Eh no mister Bianco, questa volta non posso essere d’accordo con te! Non si può ridurre la partita di ieri al semplice episodio del pareggio; per quanto l’ingenuità sia stata pagata cara, purtroppo ieri le amnesie in casa Monza sono state tantissime e non sono frutto del caso.

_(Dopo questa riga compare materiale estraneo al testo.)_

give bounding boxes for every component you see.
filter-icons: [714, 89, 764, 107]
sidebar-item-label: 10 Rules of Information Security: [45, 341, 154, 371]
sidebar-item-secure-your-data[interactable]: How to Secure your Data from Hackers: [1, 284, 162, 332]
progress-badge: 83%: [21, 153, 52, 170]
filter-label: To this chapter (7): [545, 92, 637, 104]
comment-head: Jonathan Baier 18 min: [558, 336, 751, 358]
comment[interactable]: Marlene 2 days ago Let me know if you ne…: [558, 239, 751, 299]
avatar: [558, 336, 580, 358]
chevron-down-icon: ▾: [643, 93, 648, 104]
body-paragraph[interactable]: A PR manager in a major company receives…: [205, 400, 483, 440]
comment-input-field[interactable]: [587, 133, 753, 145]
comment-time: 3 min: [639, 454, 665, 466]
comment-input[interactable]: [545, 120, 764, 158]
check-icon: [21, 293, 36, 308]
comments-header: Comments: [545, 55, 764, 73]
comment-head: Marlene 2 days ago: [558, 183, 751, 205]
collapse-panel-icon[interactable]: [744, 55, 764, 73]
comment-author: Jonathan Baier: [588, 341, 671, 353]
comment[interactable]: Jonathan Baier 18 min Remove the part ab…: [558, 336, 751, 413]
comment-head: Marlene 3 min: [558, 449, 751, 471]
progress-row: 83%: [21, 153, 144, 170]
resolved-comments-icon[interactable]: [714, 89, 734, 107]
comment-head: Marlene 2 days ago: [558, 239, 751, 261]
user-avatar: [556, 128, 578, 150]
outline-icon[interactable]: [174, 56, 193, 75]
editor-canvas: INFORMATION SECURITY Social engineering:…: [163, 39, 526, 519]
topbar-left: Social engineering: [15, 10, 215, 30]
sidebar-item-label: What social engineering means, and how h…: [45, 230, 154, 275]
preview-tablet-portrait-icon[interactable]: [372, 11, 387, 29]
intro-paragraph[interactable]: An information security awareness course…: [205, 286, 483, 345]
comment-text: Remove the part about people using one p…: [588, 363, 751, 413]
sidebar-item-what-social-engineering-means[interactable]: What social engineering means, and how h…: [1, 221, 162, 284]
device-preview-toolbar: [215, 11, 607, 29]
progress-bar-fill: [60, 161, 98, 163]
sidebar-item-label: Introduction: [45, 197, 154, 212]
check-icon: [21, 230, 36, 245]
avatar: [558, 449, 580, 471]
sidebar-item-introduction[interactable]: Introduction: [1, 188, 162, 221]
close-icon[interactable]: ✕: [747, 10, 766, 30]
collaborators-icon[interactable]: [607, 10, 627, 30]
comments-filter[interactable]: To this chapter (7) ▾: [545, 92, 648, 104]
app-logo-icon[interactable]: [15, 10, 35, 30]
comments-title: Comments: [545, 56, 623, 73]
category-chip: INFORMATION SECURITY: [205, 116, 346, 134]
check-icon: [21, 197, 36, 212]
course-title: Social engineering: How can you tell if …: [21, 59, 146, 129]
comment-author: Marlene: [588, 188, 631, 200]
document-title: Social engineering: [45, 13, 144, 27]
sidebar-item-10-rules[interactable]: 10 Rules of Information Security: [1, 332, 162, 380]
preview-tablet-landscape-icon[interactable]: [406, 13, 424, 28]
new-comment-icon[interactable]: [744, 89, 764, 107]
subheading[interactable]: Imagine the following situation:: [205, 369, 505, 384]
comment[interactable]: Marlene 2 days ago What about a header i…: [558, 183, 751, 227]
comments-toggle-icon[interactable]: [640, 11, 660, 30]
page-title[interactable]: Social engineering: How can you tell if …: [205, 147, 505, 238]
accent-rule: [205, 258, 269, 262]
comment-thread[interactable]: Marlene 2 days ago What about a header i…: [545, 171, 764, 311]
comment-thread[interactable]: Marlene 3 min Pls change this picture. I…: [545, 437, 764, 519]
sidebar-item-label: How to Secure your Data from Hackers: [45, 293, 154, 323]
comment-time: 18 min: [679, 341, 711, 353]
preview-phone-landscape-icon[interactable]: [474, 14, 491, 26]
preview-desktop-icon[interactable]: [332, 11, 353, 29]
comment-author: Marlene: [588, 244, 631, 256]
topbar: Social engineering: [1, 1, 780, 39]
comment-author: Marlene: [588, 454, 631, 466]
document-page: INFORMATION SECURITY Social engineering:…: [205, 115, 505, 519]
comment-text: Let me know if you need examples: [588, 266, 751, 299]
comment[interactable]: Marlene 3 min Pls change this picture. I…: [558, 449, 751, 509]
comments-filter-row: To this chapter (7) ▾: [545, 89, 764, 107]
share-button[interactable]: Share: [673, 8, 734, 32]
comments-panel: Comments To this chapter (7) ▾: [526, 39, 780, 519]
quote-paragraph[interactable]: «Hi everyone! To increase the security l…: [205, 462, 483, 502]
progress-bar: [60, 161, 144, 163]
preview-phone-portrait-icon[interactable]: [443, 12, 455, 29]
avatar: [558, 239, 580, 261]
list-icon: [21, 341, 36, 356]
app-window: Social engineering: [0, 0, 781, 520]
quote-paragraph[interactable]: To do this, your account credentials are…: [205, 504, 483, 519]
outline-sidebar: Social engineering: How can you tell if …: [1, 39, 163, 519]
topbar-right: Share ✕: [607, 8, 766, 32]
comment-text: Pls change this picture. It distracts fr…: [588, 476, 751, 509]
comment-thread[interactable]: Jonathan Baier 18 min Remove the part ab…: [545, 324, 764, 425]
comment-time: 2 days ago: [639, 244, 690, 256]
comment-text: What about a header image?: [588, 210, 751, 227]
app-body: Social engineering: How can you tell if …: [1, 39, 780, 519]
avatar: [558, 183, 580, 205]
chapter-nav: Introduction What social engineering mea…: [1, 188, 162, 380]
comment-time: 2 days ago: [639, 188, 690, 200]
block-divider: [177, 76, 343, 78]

Se dopo 4 minuti di gioco prendi gol da un rilancio che apre il campo ad un “uno contro nessuno” vuol dire che la squadra è superficiale (almeno in quel frangente) e che c’è poca chiarezza sul chi deve fare cosa e farlo bene, perché non può essere Colpani a dover fare 60 metri di campo sperando di recuperare. Tanti, troppi errori tecnici di giocatori che dovrebbero sulla carta fare la differenza ed essere di altra categoria e che invece si portano dietro la stessa sufficienza già citata figlia di un po’ troppa supponenza. Per fortuna ci sono gli aspetti positivi, su tutti Petagna, invocato titolare un po’ da tutti dopo 19 gare e qualche convincente spezzone di partita, migliore in campo insieme a Birindelli e Azzi. Forse non c’è bisogno di chissà quale rinforzo lì davanti, basta far giocare quello giusto, e accorgersi chi sia dopo mezzo campionato è abbastanza grave…

 

La mancanza del colpo da k.o.

 

È buona anche la reazione dopo il gol dello svantaggio, la voglia di recuperare capendo l’importanza di una partita chiave, pur senza una strategia di gioco chiara, ma almeno con la forza di volontà chi sa che con i tre punti ieri avrebbe potuto cambiare da subito il volto alla stagione. Il campionato è ancora lì, da vincere, ma la partita di ieri brucia perché ,dopo averla ribaltata, in 10 contro 11 devi sportivamente ucciderla, non farti schiacciare senza ripartire mai con una squadra che, diciamolo, gioca benino ma non pare essere questa corazzata. Quanto meno devi essere in grado di chiuderti adeguatamente e non subire un gol ingenuo da calcio piazzato che vanifica sforzi e punti preziosi in classifica. Lo dico da settimane, ma ora più che mai è fondamentale la continuità, trovare un nuovo filotto di vittorie consecutive affidandosi alla concretezza e alla concentrazione, alla preparazione minuziosa delle partite, per non ritrovarsi poi fra qualche mese a rincorrere inutilmente chi starà davanti o peggio, vivere di rimpianti per ciò che non è stato o avrebbe potuto essere fatto meglio.